Так целуют тех, кого больше никогда не увидят.

      Авантюрин пытается ухватить его за рукав рубашки, не отпустить. Не повторить историю. Не лишиться семьи во второй раз, но он обездвижен. Веритас же может двигаться. И он двигается. На выход. Туда, где насыпь ведет в объятия охотников.       Он оборачивается на него, и грустная улыбка освещает его лицо. Мягкая. Такую он ни разу не видел. Авантюрин, — хотя нет, Какавача, — мог поклясться, что так же ему улыбалась сестра, уходя в последний путь. Легко взмахивая рукой, Рацио призывает еще несколько статуй и прорывается в насыпи, провоцируя завал.       Но он жив. Он смотрит на кварцевые лица самого родного человека и чувствует как в глотке рождается тоскливый вой. Потеря.
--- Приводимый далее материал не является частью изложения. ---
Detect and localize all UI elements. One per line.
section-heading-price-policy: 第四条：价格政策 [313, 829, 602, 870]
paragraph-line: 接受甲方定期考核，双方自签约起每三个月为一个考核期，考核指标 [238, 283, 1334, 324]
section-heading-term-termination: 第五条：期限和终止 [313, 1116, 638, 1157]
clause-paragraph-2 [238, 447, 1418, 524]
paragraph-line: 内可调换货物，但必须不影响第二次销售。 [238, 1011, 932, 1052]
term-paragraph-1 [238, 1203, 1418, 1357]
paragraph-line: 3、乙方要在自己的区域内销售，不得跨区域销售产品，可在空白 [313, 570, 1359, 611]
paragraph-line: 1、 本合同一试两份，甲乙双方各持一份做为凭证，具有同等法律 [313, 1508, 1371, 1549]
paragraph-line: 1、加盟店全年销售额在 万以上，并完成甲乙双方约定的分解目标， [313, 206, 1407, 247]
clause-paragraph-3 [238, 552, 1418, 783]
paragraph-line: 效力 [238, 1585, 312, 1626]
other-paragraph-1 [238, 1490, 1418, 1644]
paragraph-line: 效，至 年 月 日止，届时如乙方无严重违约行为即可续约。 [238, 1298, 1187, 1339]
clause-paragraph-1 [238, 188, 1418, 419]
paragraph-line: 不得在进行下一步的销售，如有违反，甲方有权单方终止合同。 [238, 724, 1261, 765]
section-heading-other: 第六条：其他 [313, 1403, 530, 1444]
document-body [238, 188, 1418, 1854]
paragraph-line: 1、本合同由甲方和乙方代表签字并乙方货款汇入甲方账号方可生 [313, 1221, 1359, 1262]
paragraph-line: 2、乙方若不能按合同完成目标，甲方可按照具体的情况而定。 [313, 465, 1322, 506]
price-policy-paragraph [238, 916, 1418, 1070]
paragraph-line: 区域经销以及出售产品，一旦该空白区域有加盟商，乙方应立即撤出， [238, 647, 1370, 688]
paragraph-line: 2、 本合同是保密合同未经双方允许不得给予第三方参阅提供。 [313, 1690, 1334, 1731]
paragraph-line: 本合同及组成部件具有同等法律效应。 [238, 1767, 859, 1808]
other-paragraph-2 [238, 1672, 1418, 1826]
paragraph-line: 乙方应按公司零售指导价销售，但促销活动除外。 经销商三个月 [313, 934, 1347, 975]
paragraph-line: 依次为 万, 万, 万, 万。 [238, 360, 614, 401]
Снова потеря. Голоса охотников сливаются в единый гул. Он не слышит, что отвечает Рацио и отвечает ли вообще. Однако он слышит крики. Он слышит взрыв.       Он воет. Жалобно. На одной высокой ноте. Слезы текут без остановки. Руки цепляются за обруч, раздирая ладони в кровь об острые лепестки из золота. Он задыхается от слез, а его руки срывают ногти о камни, пытаясь расшатать насыпь. Чтобы его тоже накрыло. Чтобы отобрало его никчемную жизнь. Чтобы он пошел за ним.       Но эоны не сжалятся. Они оставляют его на произвол судьбы. Так было всегда, не то чтобы он не знал об этом. Все, что доставалось другим за просто так, ему приходилось выгрызать у судьбы зубами. За это приходилось бежать наперегонки с удачей. После каждой оплеухи приходилось вставать, утирая кровавые сопли.       Но… Сил больше не было. Не было желаний. Осталось лишь опустошение, словно из груди наконец забрали глупое сердце. Больше не будут болеть шрамы на нем. Никто больше до него не доберется.

Он снова вернулся к начальной точке. Он снова один.

      Авантюрин закрывает глаза, больше не имея сил. Где-то вдалеке громко гудит тревога космотраля. Никто не видит, как статуя надламывается по голове еще больше, и маленькая часть лица опадает.       Трагичная картина раненого человека и камня, оплакивающего его судьбу, надолго останется в головах бригады, прибывшей туда, где спасать было уже некого.